S‘è rotto qualcosa. Ancora pochissimo, per carità. Appena una rima di frattura quasi invisibile nel muro bestiale delle repressione. Ma guai a sottovalutare i segni di una crisi nella narrazione dominante, specie se si manifestano sul più consolidato dei mantra neofascisti: “l’ordine pubblico”.
Le manganellate sugli studenti di Pisa e Firenze sono state un primo suicidio politico del governo Meloni davanti al “popolo” che diceva di voler difendere. Naturalmente da qualcun altro (migranti, “estremisti”, “nemici esterni” e interni).
Naturalmente, un grande ruolo l’hanno avuto le immagini e i video. Quei ragazzi a mani alzate, a volto scoperto, senza altro in mano che la propria dignità di esseri umani pensanti e sensibili, in alcun modo potevano essere fatti passare per “violenti”.
Qualche imbecille dei partiti di governo ci ha provato lo stesso, ma le loro stupidaggini sono state accolte dal gelo generale.
Persino i fedeli dog sitter dei media mainstream hanno dovuto sollevare il sopracciglio, preoccupati che nelle prossime piazze – come a Gaza e altrove – possa toccare loro la stessa sorte, visto che queste “forze dell’ordine” proprio non va giù che ci siano testimoni.

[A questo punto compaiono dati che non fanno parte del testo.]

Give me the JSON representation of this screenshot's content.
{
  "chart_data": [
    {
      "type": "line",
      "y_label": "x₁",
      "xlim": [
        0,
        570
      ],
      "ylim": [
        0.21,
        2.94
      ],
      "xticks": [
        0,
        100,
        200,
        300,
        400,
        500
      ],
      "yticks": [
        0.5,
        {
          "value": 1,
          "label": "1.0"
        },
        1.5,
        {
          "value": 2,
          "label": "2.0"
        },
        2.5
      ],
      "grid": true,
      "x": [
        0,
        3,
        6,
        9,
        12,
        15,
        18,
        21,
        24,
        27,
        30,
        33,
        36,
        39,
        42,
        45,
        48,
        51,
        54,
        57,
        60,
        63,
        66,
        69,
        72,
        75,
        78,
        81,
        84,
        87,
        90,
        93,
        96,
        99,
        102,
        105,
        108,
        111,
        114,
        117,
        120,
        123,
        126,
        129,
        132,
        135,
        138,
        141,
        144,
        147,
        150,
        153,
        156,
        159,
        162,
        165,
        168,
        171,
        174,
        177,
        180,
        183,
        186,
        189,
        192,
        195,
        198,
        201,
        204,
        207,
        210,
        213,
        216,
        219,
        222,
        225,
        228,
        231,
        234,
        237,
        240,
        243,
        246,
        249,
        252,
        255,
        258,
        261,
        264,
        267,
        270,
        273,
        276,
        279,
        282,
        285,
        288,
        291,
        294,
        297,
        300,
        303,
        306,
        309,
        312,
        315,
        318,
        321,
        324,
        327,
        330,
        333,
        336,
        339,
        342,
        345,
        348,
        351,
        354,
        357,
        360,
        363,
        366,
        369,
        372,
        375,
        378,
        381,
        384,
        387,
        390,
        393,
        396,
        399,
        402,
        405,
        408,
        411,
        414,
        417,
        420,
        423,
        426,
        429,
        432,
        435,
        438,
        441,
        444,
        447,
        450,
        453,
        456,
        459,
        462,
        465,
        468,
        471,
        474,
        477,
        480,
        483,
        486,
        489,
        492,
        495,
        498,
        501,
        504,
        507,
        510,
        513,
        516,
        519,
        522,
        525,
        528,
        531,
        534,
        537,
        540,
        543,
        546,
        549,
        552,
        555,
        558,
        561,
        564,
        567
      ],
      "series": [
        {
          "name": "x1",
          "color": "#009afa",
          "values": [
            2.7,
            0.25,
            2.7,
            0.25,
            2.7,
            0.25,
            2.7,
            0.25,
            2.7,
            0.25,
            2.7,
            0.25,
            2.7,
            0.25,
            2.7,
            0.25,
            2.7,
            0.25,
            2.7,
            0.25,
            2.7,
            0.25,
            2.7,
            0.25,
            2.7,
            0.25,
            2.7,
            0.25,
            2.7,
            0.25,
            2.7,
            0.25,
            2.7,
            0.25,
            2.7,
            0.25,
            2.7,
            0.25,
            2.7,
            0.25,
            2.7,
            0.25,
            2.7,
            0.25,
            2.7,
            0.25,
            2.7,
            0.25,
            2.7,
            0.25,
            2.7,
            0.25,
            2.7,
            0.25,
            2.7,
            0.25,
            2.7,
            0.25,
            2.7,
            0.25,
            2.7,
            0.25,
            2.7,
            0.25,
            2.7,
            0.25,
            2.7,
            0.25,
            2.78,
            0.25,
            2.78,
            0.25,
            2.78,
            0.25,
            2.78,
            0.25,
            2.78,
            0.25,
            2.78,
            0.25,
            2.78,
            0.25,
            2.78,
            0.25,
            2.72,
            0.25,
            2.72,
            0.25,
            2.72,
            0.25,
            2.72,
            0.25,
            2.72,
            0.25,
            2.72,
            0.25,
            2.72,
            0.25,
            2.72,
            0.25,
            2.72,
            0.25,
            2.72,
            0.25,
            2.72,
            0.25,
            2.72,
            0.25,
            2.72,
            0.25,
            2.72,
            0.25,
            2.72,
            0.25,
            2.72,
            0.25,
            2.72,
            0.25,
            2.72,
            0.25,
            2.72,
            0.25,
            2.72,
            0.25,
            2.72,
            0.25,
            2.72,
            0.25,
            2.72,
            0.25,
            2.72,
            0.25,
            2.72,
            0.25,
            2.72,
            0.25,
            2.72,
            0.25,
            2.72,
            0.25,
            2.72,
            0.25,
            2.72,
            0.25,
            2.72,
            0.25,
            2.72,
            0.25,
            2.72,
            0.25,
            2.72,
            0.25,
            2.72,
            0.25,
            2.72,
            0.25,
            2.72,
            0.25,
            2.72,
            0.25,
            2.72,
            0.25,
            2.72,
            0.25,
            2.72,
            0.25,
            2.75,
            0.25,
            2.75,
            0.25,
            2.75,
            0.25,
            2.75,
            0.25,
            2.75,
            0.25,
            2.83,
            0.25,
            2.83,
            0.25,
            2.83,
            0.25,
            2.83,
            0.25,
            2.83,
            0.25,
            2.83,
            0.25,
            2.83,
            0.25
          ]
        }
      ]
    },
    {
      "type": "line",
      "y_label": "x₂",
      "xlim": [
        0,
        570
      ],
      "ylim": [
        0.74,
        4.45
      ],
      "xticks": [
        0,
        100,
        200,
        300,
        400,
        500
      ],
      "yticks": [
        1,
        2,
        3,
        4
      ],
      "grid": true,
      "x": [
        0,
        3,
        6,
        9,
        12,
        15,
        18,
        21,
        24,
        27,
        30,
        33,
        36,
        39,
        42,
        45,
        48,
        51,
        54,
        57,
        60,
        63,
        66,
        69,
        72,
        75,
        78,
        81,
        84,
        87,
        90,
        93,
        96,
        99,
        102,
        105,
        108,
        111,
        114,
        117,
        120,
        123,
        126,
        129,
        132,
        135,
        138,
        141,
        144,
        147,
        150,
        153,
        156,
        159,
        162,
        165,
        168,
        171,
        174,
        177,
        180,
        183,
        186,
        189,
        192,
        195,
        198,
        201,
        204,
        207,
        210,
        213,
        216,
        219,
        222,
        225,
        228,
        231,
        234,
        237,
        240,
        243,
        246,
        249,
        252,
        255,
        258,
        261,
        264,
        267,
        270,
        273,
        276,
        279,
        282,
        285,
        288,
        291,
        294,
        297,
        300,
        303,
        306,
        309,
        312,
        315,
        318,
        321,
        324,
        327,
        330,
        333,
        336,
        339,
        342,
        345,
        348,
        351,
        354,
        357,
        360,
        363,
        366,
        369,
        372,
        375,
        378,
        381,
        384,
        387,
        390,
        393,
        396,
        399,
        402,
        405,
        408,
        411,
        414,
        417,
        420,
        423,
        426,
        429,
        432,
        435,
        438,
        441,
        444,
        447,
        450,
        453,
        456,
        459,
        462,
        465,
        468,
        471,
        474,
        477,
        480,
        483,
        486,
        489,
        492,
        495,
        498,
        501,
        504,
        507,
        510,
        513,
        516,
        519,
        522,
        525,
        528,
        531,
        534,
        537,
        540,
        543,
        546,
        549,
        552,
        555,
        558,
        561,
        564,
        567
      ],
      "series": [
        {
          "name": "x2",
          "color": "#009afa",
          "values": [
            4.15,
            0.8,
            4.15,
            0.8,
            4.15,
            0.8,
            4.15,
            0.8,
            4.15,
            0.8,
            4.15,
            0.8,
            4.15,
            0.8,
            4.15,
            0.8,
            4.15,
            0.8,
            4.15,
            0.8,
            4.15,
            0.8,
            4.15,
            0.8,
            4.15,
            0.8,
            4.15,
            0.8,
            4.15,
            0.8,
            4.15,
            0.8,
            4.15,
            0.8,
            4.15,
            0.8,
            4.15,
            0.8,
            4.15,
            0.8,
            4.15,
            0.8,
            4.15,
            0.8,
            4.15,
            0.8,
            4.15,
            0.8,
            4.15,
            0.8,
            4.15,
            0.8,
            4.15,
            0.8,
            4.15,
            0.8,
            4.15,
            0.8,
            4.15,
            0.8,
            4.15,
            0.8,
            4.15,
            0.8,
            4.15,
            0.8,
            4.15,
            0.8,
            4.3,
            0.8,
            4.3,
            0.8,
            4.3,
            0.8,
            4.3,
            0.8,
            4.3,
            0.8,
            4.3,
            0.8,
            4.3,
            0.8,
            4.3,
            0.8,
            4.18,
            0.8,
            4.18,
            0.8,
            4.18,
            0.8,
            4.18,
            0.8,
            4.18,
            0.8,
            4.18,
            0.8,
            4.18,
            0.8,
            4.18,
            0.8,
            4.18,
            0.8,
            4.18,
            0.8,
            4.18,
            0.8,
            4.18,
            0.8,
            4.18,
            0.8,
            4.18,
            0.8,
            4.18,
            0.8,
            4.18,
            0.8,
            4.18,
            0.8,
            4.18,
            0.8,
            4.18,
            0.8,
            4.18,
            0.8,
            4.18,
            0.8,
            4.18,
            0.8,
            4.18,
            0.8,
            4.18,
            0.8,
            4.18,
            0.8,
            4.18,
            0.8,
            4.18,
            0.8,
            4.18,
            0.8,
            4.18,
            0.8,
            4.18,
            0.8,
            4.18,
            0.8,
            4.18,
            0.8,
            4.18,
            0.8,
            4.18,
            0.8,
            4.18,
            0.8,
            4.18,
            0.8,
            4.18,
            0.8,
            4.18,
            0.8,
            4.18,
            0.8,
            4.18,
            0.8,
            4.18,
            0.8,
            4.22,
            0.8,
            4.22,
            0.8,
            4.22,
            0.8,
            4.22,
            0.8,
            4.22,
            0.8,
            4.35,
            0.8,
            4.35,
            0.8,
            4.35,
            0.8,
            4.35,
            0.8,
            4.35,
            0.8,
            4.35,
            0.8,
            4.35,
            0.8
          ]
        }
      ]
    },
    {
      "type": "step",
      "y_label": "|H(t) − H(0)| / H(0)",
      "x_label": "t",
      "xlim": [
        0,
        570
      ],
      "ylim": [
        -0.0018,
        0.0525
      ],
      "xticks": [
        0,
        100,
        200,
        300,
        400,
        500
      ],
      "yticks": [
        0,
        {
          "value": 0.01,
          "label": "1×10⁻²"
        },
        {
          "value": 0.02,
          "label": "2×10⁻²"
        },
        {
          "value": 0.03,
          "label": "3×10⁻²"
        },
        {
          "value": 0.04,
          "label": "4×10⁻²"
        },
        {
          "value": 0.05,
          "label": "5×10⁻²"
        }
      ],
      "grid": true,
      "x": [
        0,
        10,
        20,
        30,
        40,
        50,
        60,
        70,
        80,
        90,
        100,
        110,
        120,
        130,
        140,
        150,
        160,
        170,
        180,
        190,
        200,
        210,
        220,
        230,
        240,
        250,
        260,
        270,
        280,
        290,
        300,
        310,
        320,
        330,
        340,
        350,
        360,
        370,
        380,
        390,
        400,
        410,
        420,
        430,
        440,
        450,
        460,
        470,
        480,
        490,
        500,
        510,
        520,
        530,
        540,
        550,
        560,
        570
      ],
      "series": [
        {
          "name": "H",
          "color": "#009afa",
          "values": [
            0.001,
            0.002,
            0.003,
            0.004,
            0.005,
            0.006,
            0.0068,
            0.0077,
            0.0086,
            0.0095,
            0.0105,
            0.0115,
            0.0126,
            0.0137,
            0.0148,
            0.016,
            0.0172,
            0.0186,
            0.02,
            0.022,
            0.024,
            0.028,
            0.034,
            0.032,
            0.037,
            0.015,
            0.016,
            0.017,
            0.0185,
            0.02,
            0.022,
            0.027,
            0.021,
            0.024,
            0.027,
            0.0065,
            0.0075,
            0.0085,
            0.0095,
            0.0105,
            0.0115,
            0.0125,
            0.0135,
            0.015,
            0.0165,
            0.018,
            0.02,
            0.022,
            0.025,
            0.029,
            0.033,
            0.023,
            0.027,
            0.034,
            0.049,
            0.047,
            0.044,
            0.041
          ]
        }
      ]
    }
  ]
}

Non aiuta il partito dei manganellatori il fatto che il questore di Pisa – Sebastiano Salvo – fosse un vicequestore già a Genova nel 2001. Rimase fuori dalle inchieste della Procura per le torture sui manifestanti (provate e condannate in tribunale), ma indubbiamente è figlio di quel modo di gestire la piazza.
Persino i sonnambuli della cosiddetta “democrazia” – i Mattarella, le Schlein, i Conte, ecc. – si sono dovuto risvegliare dal sonno profondo e bisbigliare qualche “non si fa così”, dopo aver convissuto per decenni con le stesse pratiche.
Va bene anche questo, senza sopravvalutare questi momentanei distinguo.
E ne traiamo una prima indicazione pratica: ogni manifestazione deve avere i suoi “cineasti militanti”, che filmano ogni momento critico. Quel materiale sarà sempre una “prova”, sia sul piano semplicemente politico che in tribunale. Quando comunque la polizia produrrà un nulla taroccato per discolparsi e rovesciare le accuse.
Non è soltanto un consiglio per restare in salute: è un compito politico rilevante. Che può risultare decisivo per sbrogliare narrazioni infami del potere. La verità ha bisogno di ogni supporto, quando dominano i nipotini di Goebbels...
Dobbiamo dare tutti atto ai giovani studenti di “Cambiare Rotta” e delle altre organizzazioni studentesche per aver prodotto questo momento di conflitto, il quale ha fatto emergere davanti agli occhi di tutto il paese una prassi repressiva da dittature che la classe politica dominante indicava come caratteristiche tipiche della “giungla”, ma impensabili qui, nel “giardino” della civiltà liberista e liberale.
I poliziotti di Pisa sono effettivamente indistinguibili da quelli russi che arrestano i tifosi di Navalny o di qualche altro “campione” del liberismo occidentale. Ma in Italia a questi ragazzi, com’è noto, non li paga nessuno, nè governi nè Ong di governo.
Non c’è differenza. E questo incrina la narrazione, la sua credibilità. Il muro...
Qualcosa si è rotto. La diga repressiva non tiene. Le rime di frattura nel muro vanno dunque allargate. Con intelligenza, determinazione, lungimiranza, esperienza. Perché questa classe politica, come si vede dalle reazioni alla grande manifestazione di Milano, non ha un’opzione di riserva. E dunque non riesce a tollerare nessuna critica di massa.
Il conflitto richiede una scienza, se si vuole vincere. Si può fare.